Als hätte der Knall Callemois aus seiner giftigen Stumpfheit gerüttelt, vernahm Fasura ein schwaches Stöhnen aus einer dunklen Ecke.
„Ach, in den Schatten hast du dich verkrochen, sterbende Ratte.“
Mit wenigen Schritten erreichte sie den Vater, stieß ihm die Spitze ihrer Sandale in die Seite.
„Wieso bist du noch hier?“
Mühsam richtete der Alte sich auf. Feuchte, blutunterlaufene Augen sahen sie müde und traurig an. Er sammelte die letzten Tropfen Speichels, seine Zunge und Lippen zu benetzen. Seine Stimme glitt kaum verständlich über trockenen, aufgesprungenen Lippen.

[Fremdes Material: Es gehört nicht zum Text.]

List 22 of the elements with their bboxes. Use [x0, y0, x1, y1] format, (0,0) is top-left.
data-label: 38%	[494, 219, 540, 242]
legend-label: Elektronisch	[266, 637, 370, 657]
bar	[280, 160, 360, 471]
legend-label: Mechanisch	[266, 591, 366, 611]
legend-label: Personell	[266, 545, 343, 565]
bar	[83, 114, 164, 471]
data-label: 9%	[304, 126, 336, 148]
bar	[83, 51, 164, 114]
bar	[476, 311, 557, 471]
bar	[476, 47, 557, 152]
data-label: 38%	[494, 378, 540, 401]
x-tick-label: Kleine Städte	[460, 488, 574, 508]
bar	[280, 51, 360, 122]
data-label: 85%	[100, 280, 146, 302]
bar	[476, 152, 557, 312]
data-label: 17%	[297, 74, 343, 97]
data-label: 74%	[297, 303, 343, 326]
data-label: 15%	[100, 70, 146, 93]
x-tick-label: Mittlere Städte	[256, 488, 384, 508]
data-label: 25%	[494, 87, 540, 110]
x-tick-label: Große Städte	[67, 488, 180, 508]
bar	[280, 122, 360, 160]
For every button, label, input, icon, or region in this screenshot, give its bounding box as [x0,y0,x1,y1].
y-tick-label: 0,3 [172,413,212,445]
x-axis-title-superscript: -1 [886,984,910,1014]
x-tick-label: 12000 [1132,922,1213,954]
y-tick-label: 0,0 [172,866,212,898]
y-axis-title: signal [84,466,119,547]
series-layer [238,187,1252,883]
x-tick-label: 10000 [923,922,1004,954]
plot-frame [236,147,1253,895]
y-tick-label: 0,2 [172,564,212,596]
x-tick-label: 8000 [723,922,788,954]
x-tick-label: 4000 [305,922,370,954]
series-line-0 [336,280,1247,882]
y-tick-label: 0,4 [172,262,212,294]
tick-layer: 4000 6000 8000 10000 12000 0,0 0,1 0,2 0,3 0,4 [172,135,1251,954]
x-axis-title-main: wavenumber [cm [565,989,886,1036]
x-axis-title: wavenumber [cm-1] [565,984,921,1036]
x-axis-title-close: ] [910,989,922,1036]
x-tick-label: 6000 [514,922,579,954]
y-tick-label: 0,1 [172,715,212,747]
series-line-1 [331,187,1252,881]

„Du hast alles von mir gelernt, Fasura. Nun nutzt du dein Wissen, dich gegen mich zu wenden.“
Sie lachte kurz auf.
„Nein, nicht gegen dich, Callemois, sondern für mich! Du hättest mit mir auf die andere Seite gehen können.“
In Gedanken versunken blickte sie in die Zukunft.
„Doch du konntest nicht über deinen Schatten springen, konntest die Möglichkeit nicht ertragen, Herrscher über Bangflor zu werden. Dein geliebter König Surredog hätte dafür seinen Thron räumen müssen.“
Wieder lachte sie auf.
Elende Kreaturen mit Ekel erregenden Moralvorstellungen!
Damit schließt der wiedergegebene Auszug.